PD isn't a common way to hook sounds into a game. I've never hear of anyone using PD within the context of a basic mobile app and its really VERY rare for PD to be used at runtime for commercial games. Obviously there are a few exceptions. You don't need to learn PD or programming to work on sound for games.
What you do need to know is how to communicate and understand the client expectations regarding how sounds would work within the context of the game so you can clearly define what A) you need to deliver and B) what the programmers need to do to get it working as intended.

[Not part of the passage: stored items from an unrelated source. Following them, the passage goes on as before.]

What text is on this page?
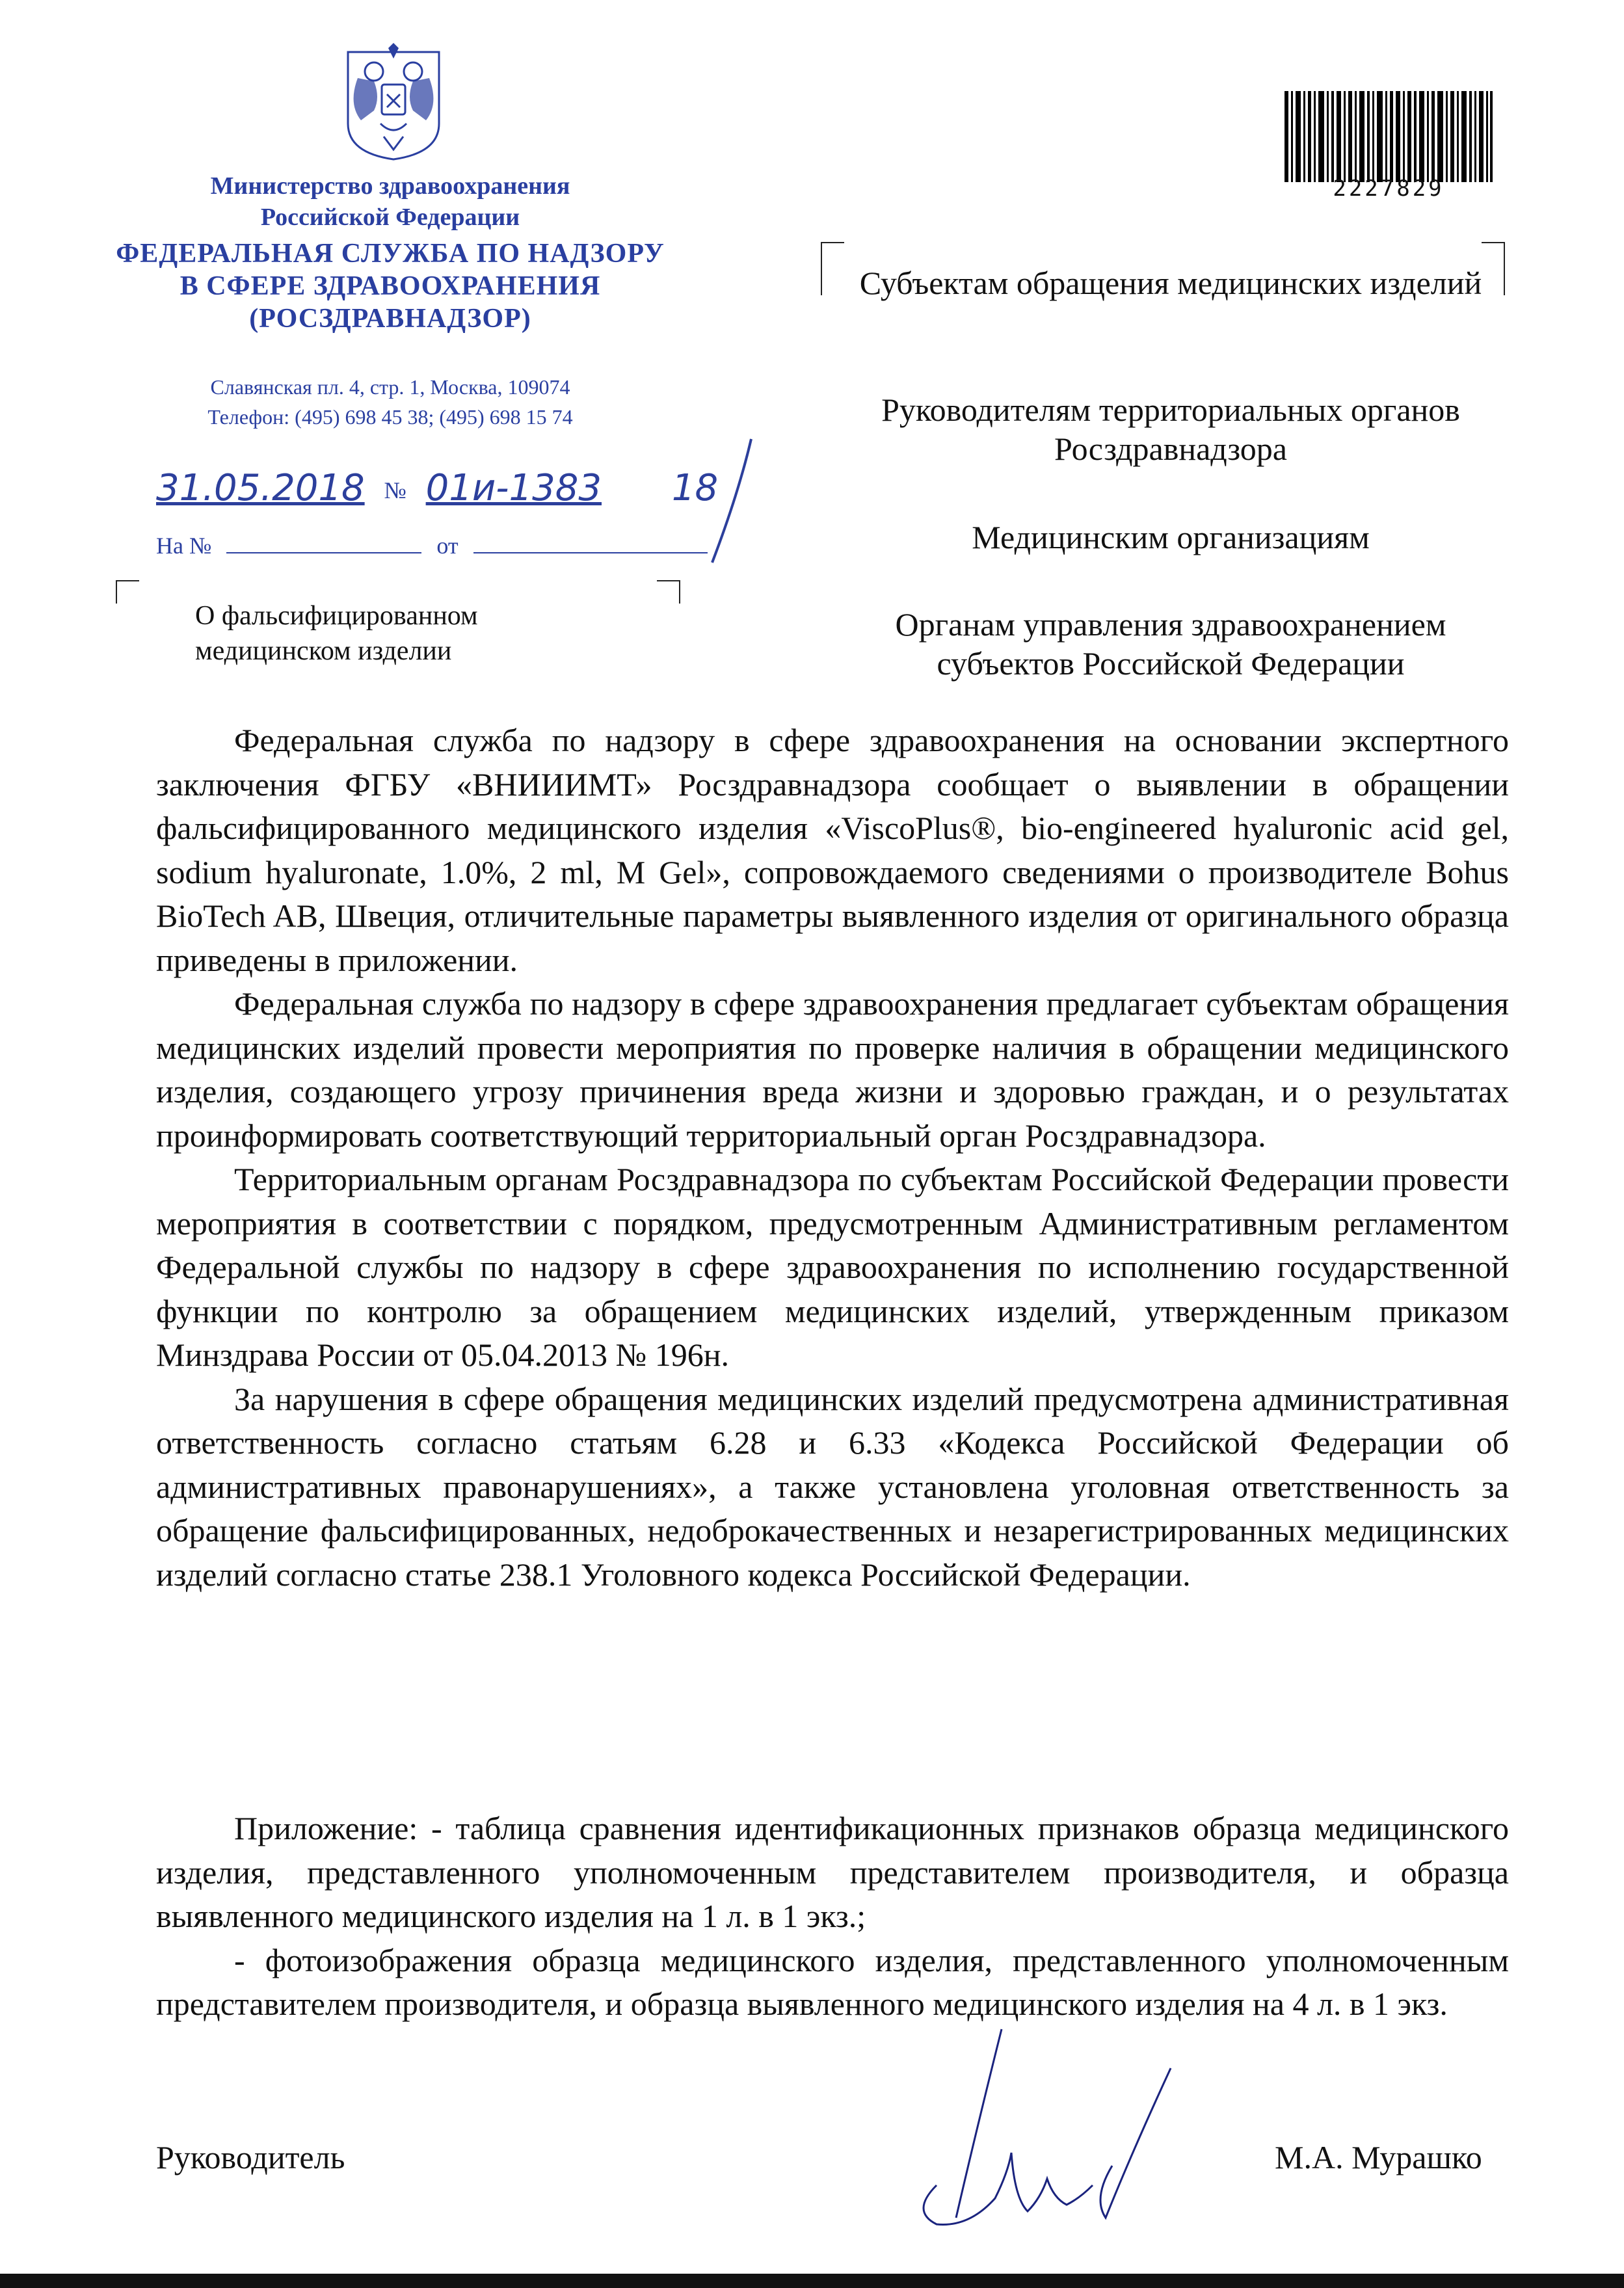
Министерство здравоохранения
Российской Федерации
ФЕДЕРАЛЬНАЯ СЛУЖБА ПО НАДЗОРУ
В СФЕРЕ ЗДРАВООХРАНЕНИЯ
(РОСЗДРАВНАДЗОР)
Славянская пл. 4, стр. 1, Москва, 109074
Телефон: (495) 698 45 38; (495) 698 15 74
31.05.2018 № 01и-1383 18
На №	от
О фальсифицированном медицинском изделии
2227829
Субъектам обращения медицинских изделий
Руководителям территориальных органов Росздравнадзора
Медицинским организациям
Органам управления здравоохранением субъектов Российской Федерации

Федеральная служба по надзору в сфере здравоохранения на основании экспертного заключения ФГБУ «ВНИИИМТ» Росздравнадзора сообщает о выявлении в обращении фальсифицированного медицинского изделия «ViscoPlus®, bio-engineered hyaluronic acid gel, sodium hyaluronate, 1.0%, 2 ml, M Gel», сопровождаемого сведениями о производителе Bohus BioTech AB, Швеция, отличительные параметры выявленного изделия от оригинального образца приведены в приложении.

Федеральная служба по надзору в сфере здравоохранения предлагает субъектам обращения медицинских изделий провести мероприятия по проверке наличия в обращении медицинского изделия, создающего угрозу причинения вреда жизни и здоровью граждан, и о результатах проинформировать соответствующий территориальный орган Росздравнадзора.

Территориальным органам Росздравнадзора по субъектам Российской Федерации провести мероприятия в соответствии с порядком, предусмотренным Административным регламентом Федеральной службы по надзору в сфере здравоохранения по исполнению государственной функции по контролю за обращением медицинских изделий, утвержденным приказом Минздрава России от 05.04.2013 № 196н.

За нарушения в сфере обращения медицинских изделий предусмотрена административная ответственность согласно статьям 6.28 и 6.33 «Кодекса Российской Федерации об административных правонарушениях», а также установлена уголовная ответственность за обращение фальсифицированных, недоброкачественных и незарегистрированных медицинских изделий согласно статье 238.1 Уголовного кодекса Российской Федерации.

Приложение: - таблица сравнения идентификационных признаков образца медицинского изделия, представленного уполномоченным представителем производителя, и образца выявленного медицинского изделия на 1 л. в 1 экз.;

- фотоизображения образца медицинского изделия, представленного уполномоченным представителем производителя, и образца выявленного медицинского изделия на 4 л. в 1 экз.

Руководитель	М.А. Мурашко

The most common way for sounds to get hooked into a game is by a programmer simply calling sounds in a VERY basic manner IE : when "x" happens play sounds OR play sound looped then stop loop once "X" happens. Advanced audio features and middleware are not common in games until you get to large scale game development for PC and console. Most small developers particularly mobile developers are writing their own game engines anyway and they certainly won't have more than the most basic audio features.
If you took the time to learn PD (months) you could build demo's to show clients and programmers how the audio interactivity could work. This helps communicate ideas faster and gives everyone the chance to give feedback on sounds as they might work in game. I wish I had a quick audio prototyping tool like PD it would solve a lot of problems early on in pre-production.